Валентина Юрьевна сделала шаг вперед, все расступились, давая ей дорогу. Она несла какой-то длинный предмет, завёрнутый в плотную обёрточную бумагу. Она не спеша развернула пакет, и все увидели в её руках старую казацкую шашку.
- Я вот что хочу сказать, - Валентина Юрьевна говорила очень медленно, словно размышляла вслух. - Мой муж, Викентий Денисович, в нашей школе не работал, но знал о наших делах всё. Знал и о музее. И очень хотел побывать в нём. Вот эту шашку ему вручили, как награду, ещё в гражданскую войну, и он сохранил её. И я знаю, если Викентий Денисович пришёл бы сегодня в ваш музей, - Валентина Юрьевна шумно глотнула воздух, но не дала воли слезам, что слышались в её голосе, и продолжала, - я знаю, он бы подарил вашему музею эту шашку. Он верил всегда во всё светлое, доброе, хорошее даже в плену, даже - позднее. Он иначе не мог. Он очень любил детей. И всегда верил в нашу молодёжь и всегда говорил о ней только хорошее. Так вот, - она опять глубоко вздохнула, - примите эту шашку... И пусть она будет для вас символом веры в добро, символом вашей верности Родине. Я не знаю, что сказал бы вам Викентий Денисович, но, наверное, именно такие слова. Берегите свою Родину, дети, берегите и никогда никому не отдавайте на поругание, гордитесь своей Родиной, вы - русские, вы - советские. Мы, старшее поколение, тоже дети своей Родины, мы всегда вставали на её защиту, теперь будет ваш черёд, принимайте эстафету, - и Валентина Юрьевна, держа на вытянутых руках шашку, сделала шаг к Олегу Власенко и вручила её ему.
Олег бережно принял шашку. Подкатило мощной волной и встало комком в груди волнение, и он ничего не смог ответить, кроме сдержанного «спасибо». Ему захотелось вынуть клинок из ножен и поцеловать его прохладную острую сталь. Ему показалось, что это именно его награждают боевым клинком. А Валентина Юрьевна так же неслышно, как вошла, вышла из музея.
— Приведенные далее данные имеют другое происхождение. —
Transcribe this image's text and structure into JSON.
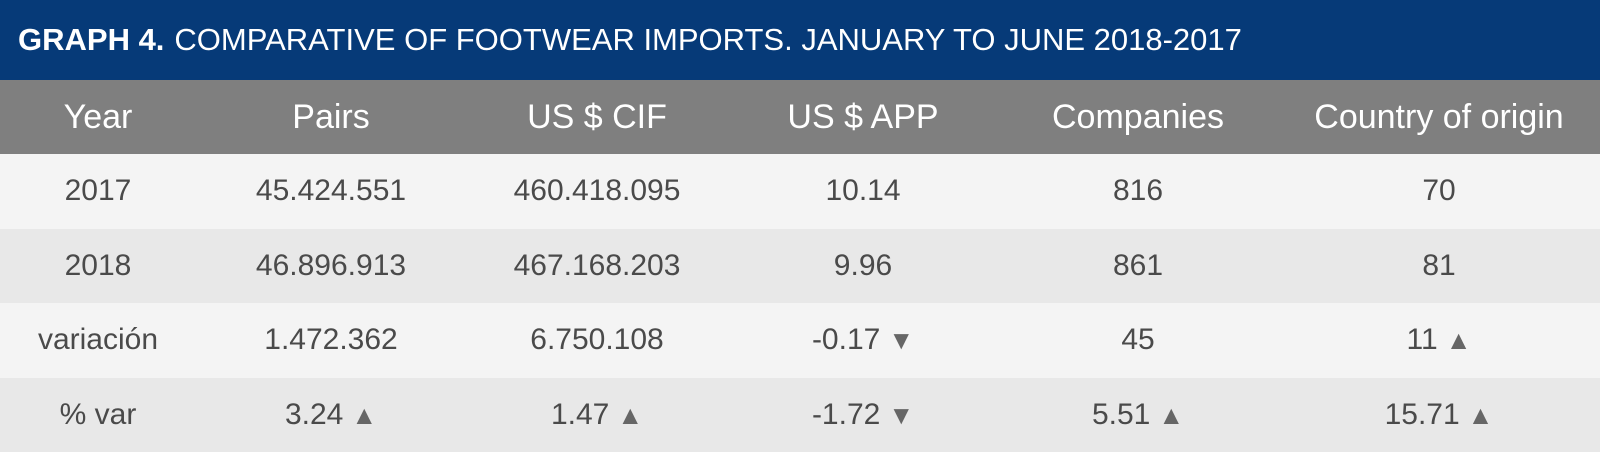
{
  "title": {
    "lead": "GRAPH 4.",
    "text": "COMPARATIVE OF FOOTWEAR IMPORTS. JANUARY TO JUNE 2018-2017"
  },
  "chart_data": {
    "type": "table",
    "title": "GRAPH 4. COMPARATIVE OF FOOTWEAR IMPORTS. JANUARY TO JUNE 2018-2017",
    "columns": [
      "Year",
      "Pairs",
      "US $ CIF",
      "US $ APP",
      "Companies",
      "Country of origin"
    ],
    "rows": [
      {
        "label": "2017",
        "cells": [
          {
            "value": "45.424.551",
            "arrow": ""
          },
          {
            "value": "460.418.095",
            "arrow": ""
          },
          {
            "value": "10.14",
            "arrow": ""
          },
          {
            "value": "816",
            "arrow": ""
          },
          {
            "value": "70",
            "arrow": ""
          }
        ]
      },
      {
        "label": "2018",
        "cells": [
          {
            "value": "46.896.913",
            "arrow": ""
          },
          {
            "value": "467.168.203",
            "arrow": ""
          },
          {
            "value": "9.96",
            "arrow": ""
          },
          {
            "value": "861",
            "arrow": ""
          },
          {
            "value": "81",
            "arrow": ""
          }
        ]
      },
      {
        "label": "variación",
        "cells": [
          {
            "value": "1.472.362",
            "arrow": ""
          },
          {
            "value": "6.750.108",
            "arrow": ""
          },
          {
            "value": "-0.17",
            "arrow": "▼"
          },
          {
            "value": "45",
            "arrow": ""
          },
          {
            "value": "11",
            "arrow": "▲"
          }
        ]
      },
      {
        "label": "% var",
        "cells": [
          {
            "value": "3.24",
            "arrow": "▲"
          },
          {
            "value": "1.47",
            "arrow": "▲"
          },
          {
            "value": "-1.72",
            "arrow": "▼"
          },
          {
            "value": "5.51",
            "arrow": "▲"
          },
          {
            "value": "15.71",
            "arrow": "▲"
          }
        ]
      }
    ]
  },
  "colors": {
    "title_background": "#063a78",
    "header_background": "#7f7f7f",
    "row_odd": "#f4f4f4",
    "row_even": "#e8e8e8",
    "text": "#4a4a4a",
    "arrow": "#666666"
  }
}
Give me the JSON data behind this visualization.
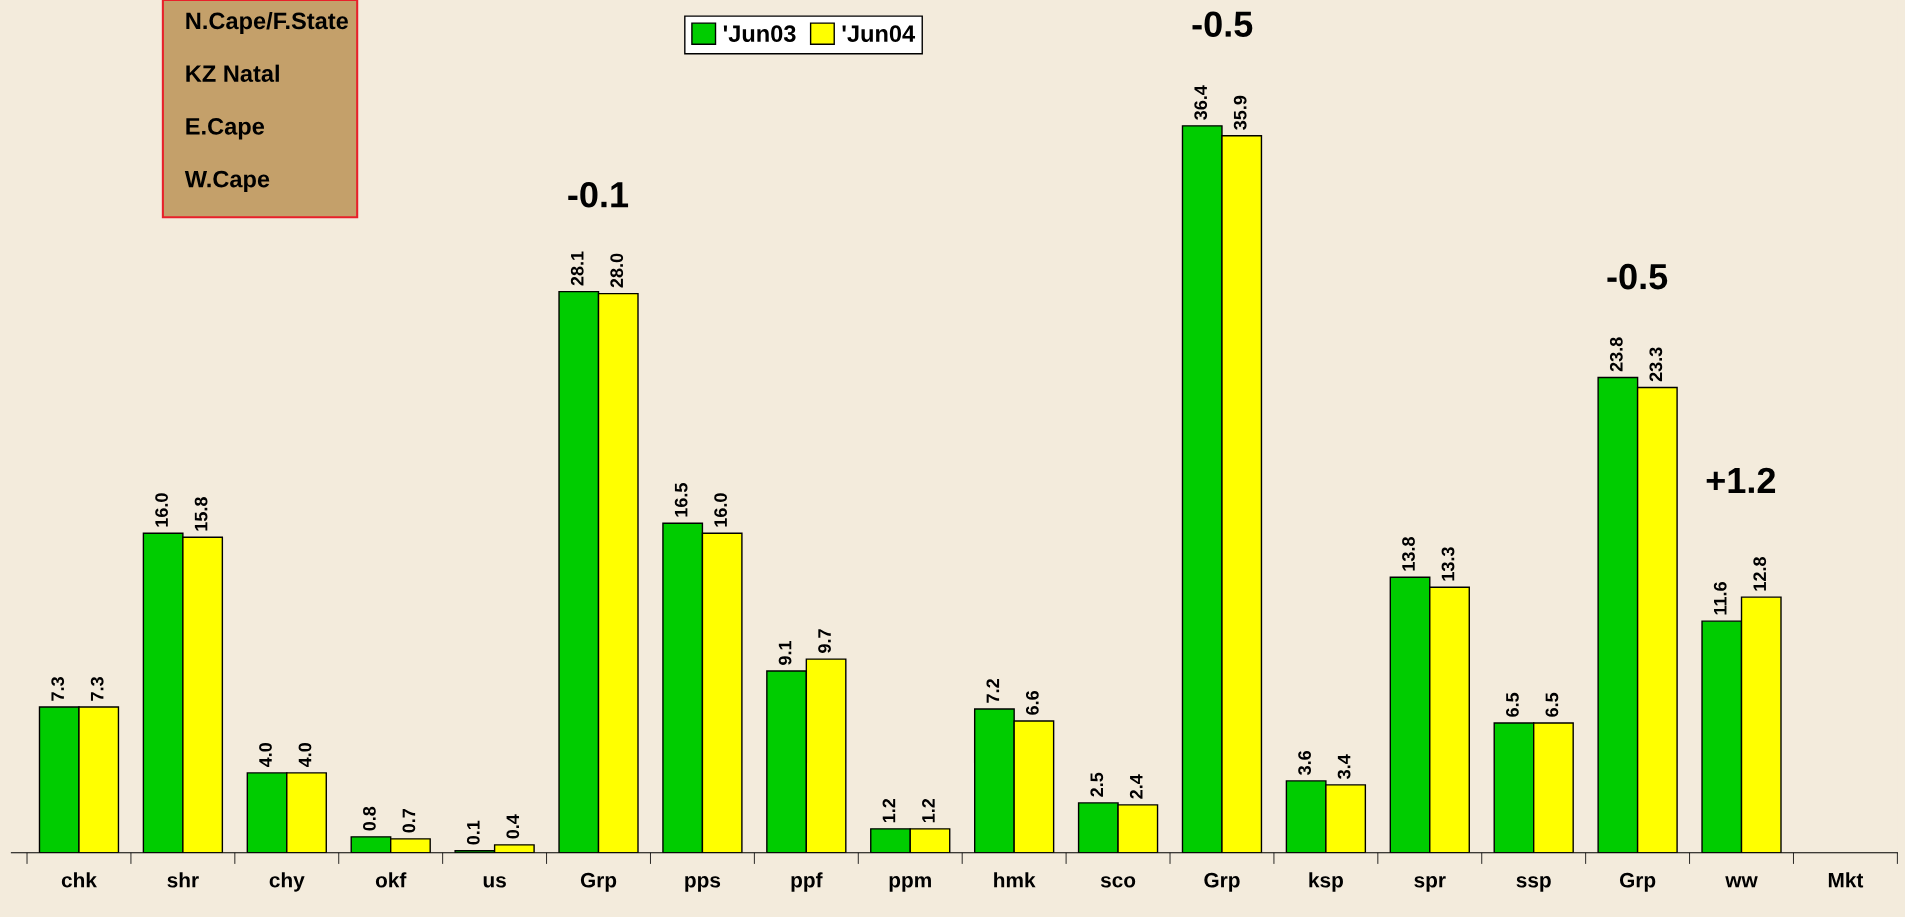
{
  "chart_data": {
    "type": "bar",
    "categories": [
      "chk",
      "shr",
      "chy",
      "okf",
      "us",
      "Grp",
      "pps",
      "ppf",
      "ppm",
      "hmk",
      "sco",
      "Grp",
      "ksp",
      "spr",
      "ssp",
      "Grp",
      "ww",
      "Mkt"
    ],
    "series": [
      {
        "name": "'Jun03",
        "color": "#00cc00",
        "values": [
          7.3,
          16.0,
          4.0,
          0.8,
          0.1,
          28.1,
          16.5,
          9.1,
          1.2,
          7.2,
          2.5,
          36.4,
          3.6,
          13.8,
          6.5,
          23.8,
          11.6,
          null
        ],
        "value_labels": [
          "7.3",
          "16.0",
          "4.0",
          "0.8",
          "0.1",
          "28.1",
          "16.5",
          "9.1",
          "1.2",
          "7.2",
          "2.5",
          "36.4",
          "3.6",
          "13.8",
          "6.5",
          "23.8",
          "11.6",
          null
        ]
      },
      {
        "name": "'Jun04",
        "color": "#ffff00",
        "values": [
          7.3,
          15.8,
          4.0,
          0.7,
          0.4,
          28.0,
          16.0,
          9.7,
          1.2,
          6.6,
          2.4,
          35.9,
          3.4,
          13.3,
          6.5,
          23.3,
          12.8,
          null
        ],
        "value_labels": [
          "7.3",
          "15.8",
          "4.0",
          "0.7",
          "0.4",
          "28.0",
          "16.0",
          "9.7",
          "1.2",
          "6.6",
          "2.4",
          "35.9",
          "3.4",
          "13.3",
          "6.5",
          "23.3",
          "12.8",
          null
        ]
      }
    ],
    "ylim": [
      0,
      42.7
    ],
    "tick_labels": "x",
    "legend": "top",
    "grid": false,
    "annotations": [
      "-0.1",
      "-0.5",
      "-0.5",
      "+1.2",
      "N.Cape/F.State",
      "KZ Natal",
      "E.Cape",
      "W.Cape"
    ]
  }
}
В комнате стало совсем тихо. Даже Агнесса Викторовна не нашлась, что сказать, потому что этого она не предполагала и просто не знала, как быть. И в этой тишине Светлана услышала голос бабы Тони:
- Деточки мои, - слёзы текли по её щекам, застревали в глубоких морщинах. Она промокнула их концом головного платка и достала из кармана белый узелок, развязала его, и все увидели на ее ладонях медаль «За отвагу» и рубиновый орден – «Красная Звезда». - В прошлый раз я не отдала вам Васины награды, уж вы простите меня, старую. И сюда-то их взяла, сама не знаю, почему, подумала сейчас - умру, и затеряются они. И никто про Васю не вспомнит боле. Пусть уж они у вас будут. Спасибо вам, деточки, за память о Васе, - и она низко поклонилась всем, кто был в музее.
Семья Герцевых собиралась вместе только за ужином - у каждого свои заботы, но к девяти часам вечера все собирались в зале, на кухне им не хватало места.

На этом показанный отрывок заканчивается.